Résumé: Lorsque les deux meilleurs flics du département de la police criminelle de New York meurent dans un accident stupide, la brigade est en effervescence. Tous les flics ayant côtoyé les deux héros veulent en effet prendre leur place et accéder aux lauriers de la gloire. Et Terry Hoitz (Mark Wahlberg), frustré par son travail de bureau, est bien décidé à pousser son coéquipier Allen Gamble (Will Ferrell) à entrer dans la course, quitte à le bousculer un peu et à se mettre à dos tout le département…
Cette année, le buddy movie fait son grand retour sur les écrans américains. Après Kevin Smith et son lamentable Top Cops, c’est au tour d’Adam McKay (Talladega Nights, Step Brothers), toujours accompagné de son compère Will Ferrell, de parodier le genre.

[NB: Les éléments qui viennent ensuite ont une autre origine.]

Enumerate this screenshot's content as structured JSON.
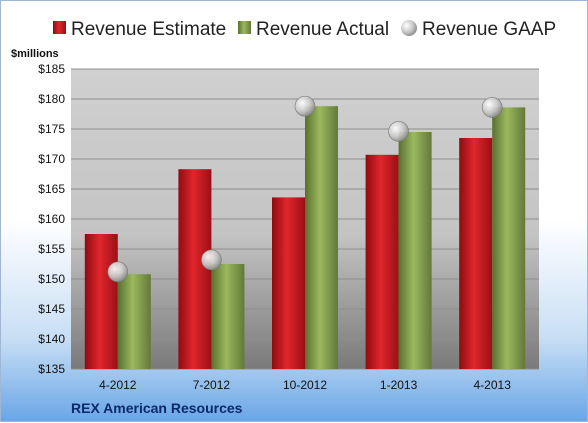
{
  "chart_data": {
    "type": "bar",
    "unit_label": "$millions",
    "categories": [
      "4-2012",
      "7-2012",
      "10-2012",
      "1-2013",
      "4-2013"
    ],
    "series": [
      {
        "name": "Revenue Estimate",
        "kind": "bar",
        "color": "#c8161d",
        "values": [
          157.5,
          168.3,
          163.6,
          170.7,
          173.5
        ]
      },
      {
        "name": "Revenue Actual",
        "kind": "bar",
        "color": "#7f9a48",
        "values": [
          150.8,
          152.5,
          178.8,
          174.5,
          178.6
        ]
      },
      {
        "name": "Revenue GAAP",
        "kind": "marker",
        "color": "#b0b0b0",
        "values": [
          151.2,
          153.2,
          178.8,
          174.6,
          178.6
        ]
      }
    ],
    "ylim": [
      135,
      185
    ],
    "yticks": [
      135,
      140,
      145,
      150,
      155,
      160,
      165,
      170,
      175,
      180,
      185
    ],
    "ytick_labels": [
      "$135",
      "$140",
      "$145",
      "$150",
      "$155",
      "$160",
      "$165",
      "$170",
      "$175",
      "$180",
      "$185"
    ],
    "grid": true,
    "legend_position": "top",
    "footer": "REX American Resources"
  }
}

Une entreprise risquée, le genre étant un peu tombé en désuétude, et le trio Edgar Wright / Simon Pegg / Nick Frost ayant réalisé quelques années auparavant ce que beaucoup considèrent comme la comédie / hommage ultime sur le sujet avec Hot Fuzz. Mais Adam McKay n’est pas Edgar Wright, et son film prend bien heureusement une toute autre direction, beaucoup plus parodique, mais sans pour autant tomber dans le cynisme bas de plafond.
La scène d’ouverture donne immédiatement le ton du film : à la fois énorme scène d’action classique de blockbuster américain (une poursuite en voiture dans les rues de New York, avec explosions à la clé, méchants surarmés, flics intrépides et gouailleurs, et destruction de nombreux édifices) reprenant tous les clichés du genre et forçant le trait (la voiture des flics s’encastre dans un bus, bus qui sera ensuite utilisé pour défoncer le van des méchants, avec la voiture de police toujours coincée dedans !) et réflexion rigolarde sur les limites de ce genre de cinéma (les truands coincés par les deux flics avaient commis comme crime d’avoir quelques grammes de beuh sur eux !). Cerise sur le gâteau, les deux super flics en question sont incarnés par deux symboles de ce genre de films, Samuel Jackson et Dwayne « The Rock » Johnson, qui finiront quelques minutes plus tard écrasés sur le bitume après avoir tenté une action héroïque de trop (sauter du haut d’un building d’une vingtaine d’étages pour choper des bad guys). Une façon hilarante et brutale de faire rentrer le film dans le monde réel.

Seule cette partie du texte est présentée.